Of the 45 asymptomatic patients in our series with complete clinical data, 26 demonstrated ONSD > 4.5 mm (57.8%), again significantly higher than previous reports [4, 5]. Whilst this paper presents a higher baseline asymptomatic population mean from the Newman paper, it must be recognised that the control group is different. The Glasgow group utilised non-hydrocephalus patients attending for renal ultrasound as their control population. Our series studies the asymptomatic hydrocephalic group as their own control. The justification for this comes from previous work from our radiology department [6, 7] where a retrospective study of 63 asymptomatic myelomeningocoele-associated shunted hydrocephalic patients was performed over a 6-year period (1997–2003). The age range in this group was 2–19 years and ONSD was measured from 2.1–7.1 mm with an inter-eye variance of 0.1 mm. In that series, again 44/63 (70%) had asymptomatic values > 4.5 mm. Eight patients in the same group were rescanned when symptomatic, and all demonstrated increased ONSD with a mean of 6.0 mm compared with 4.8 mm when well (P = 0.008; Wilcoxon Signed Ranks Test).

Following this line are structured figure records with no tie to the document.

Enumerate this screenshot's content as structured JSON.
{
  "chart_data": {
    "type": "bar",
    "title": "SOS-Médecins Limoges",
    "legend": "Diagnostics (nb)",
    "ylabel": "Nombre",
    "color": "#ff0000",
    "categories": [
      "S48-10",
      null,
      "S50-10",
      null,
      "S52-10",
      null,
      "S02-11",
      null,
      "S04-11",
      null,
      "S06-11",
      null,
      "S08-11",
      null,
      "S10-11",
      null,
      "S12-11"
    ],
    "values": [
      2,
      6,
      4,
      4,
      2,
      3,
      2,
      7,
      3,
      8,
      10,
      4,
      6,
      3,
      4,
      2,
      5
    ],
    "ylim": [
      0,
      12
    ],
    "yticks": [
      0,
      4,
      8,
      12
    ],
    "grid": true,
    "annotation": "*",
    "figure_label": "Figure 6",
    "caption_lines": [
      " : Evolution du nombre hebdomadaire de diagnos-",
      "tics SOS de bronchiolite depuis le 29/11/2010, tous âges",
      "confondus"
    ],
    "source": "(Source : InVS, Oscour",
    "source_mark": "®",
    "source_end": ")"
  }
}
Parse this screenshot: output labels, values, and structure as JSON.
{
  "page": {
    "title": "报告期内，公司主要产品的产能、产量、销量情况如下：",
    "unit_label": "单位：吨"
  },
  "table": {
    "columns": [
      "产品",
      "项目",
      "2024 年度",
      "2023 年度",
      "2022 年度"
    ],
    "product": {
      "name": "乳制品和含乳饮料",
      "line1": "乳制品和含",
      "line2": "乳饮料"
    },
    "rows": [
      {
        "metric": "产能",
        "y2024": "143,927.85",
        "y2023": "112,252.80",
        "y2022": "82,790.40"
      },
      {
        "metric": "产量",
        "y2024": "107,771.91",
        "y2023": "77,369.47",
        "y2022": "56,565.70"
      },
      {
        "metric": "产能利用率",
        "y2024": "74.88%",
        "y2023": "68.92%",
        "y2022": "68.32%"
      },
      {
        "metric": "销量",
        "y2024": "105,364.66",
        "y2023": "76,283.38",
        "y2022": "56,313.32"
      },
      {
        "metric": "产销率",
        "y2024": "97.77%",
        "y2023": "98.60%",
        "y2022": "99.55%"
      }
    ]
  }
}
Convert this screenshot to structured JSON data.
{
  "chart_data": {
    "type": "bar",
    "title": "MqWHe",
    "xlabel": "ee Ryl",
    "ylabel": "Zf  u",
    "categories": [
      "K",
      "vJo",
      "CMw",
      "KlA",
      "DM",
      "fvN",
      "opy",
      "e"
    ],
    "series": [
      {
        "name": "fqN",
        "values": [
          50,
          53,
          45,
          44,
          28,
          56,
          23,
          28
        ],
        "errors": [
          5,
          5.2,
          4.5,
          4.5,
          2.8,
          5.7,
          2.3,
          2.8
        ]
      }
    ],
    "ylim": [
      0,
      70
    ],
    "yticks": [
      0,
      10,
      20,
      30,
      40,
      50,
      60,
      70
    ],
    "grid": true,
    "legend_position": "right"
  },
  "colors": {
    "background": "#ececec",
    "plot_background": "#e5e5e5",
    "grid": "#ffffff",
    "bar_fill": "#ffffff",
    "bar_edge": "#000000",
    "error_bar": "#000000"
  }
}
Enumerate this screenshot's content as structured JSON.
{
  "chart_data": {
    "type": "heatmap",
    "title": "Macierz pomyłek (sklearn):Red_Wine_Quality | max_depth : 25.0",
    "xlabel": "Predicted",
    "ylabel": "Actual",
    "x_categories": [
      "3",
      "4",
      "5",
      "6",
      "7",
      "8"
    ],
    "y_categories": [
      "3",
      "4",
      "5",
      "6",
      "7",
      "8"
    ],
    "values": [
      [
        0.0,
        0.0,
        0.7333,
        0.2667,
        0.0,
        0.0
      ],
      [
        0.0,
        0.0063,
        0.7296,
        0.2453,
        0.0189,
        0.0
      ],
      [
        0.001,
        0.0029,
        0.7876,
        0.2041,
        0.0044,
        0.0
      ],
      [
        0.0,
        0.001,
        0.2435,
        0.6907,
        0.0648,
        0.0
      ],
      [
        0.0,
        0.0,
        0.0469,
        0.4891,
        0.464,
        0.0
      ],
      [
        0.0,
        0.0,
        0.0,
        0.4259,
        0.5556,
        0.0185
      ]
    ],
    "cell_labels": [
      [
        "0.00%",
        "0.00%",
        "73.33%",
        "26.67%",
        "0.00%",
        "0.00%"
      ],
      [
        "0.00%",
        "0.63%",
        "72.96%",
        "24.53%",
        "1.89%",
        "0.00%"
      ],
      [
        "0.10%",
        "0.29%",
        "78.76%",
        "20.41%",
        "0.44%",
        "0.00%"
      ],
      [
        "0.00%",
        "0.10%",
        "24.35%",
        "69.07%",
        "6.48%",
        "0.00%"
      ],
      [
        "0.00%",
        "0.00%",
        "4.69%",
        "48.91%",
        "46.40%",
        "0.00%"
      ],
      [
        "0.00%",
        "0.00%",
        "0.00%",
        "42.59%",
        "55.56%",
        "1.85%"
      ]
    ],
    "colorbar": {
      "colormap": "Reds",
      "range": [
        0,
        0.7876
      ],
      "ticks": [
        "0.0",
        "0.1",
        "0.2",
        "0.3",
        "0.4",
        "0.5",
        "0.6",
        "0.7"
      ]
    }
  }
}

In our current series, inter-eye variance overall was –0.076 mm which is well within the tolerance of the sonographic system (Table 1).

Conclusion

Transorbital optic nerve sheath ultrasound is a reproducible, non-invasive technique and is well tolerated in children. This series reports asymptomatic values in the shunted hydrocephalic population significantly higher than in previous studies. ONSD is increased in symptomatic patients from their own baseline values. This may have a predictive role in the assessment of hydrocephalus or shunt malfunction when brain imaging reveals static ventricular configuration. Multiple examinations are necessary to evaluate the ONSD pattern for each patient to determine clinical relevance in that individual.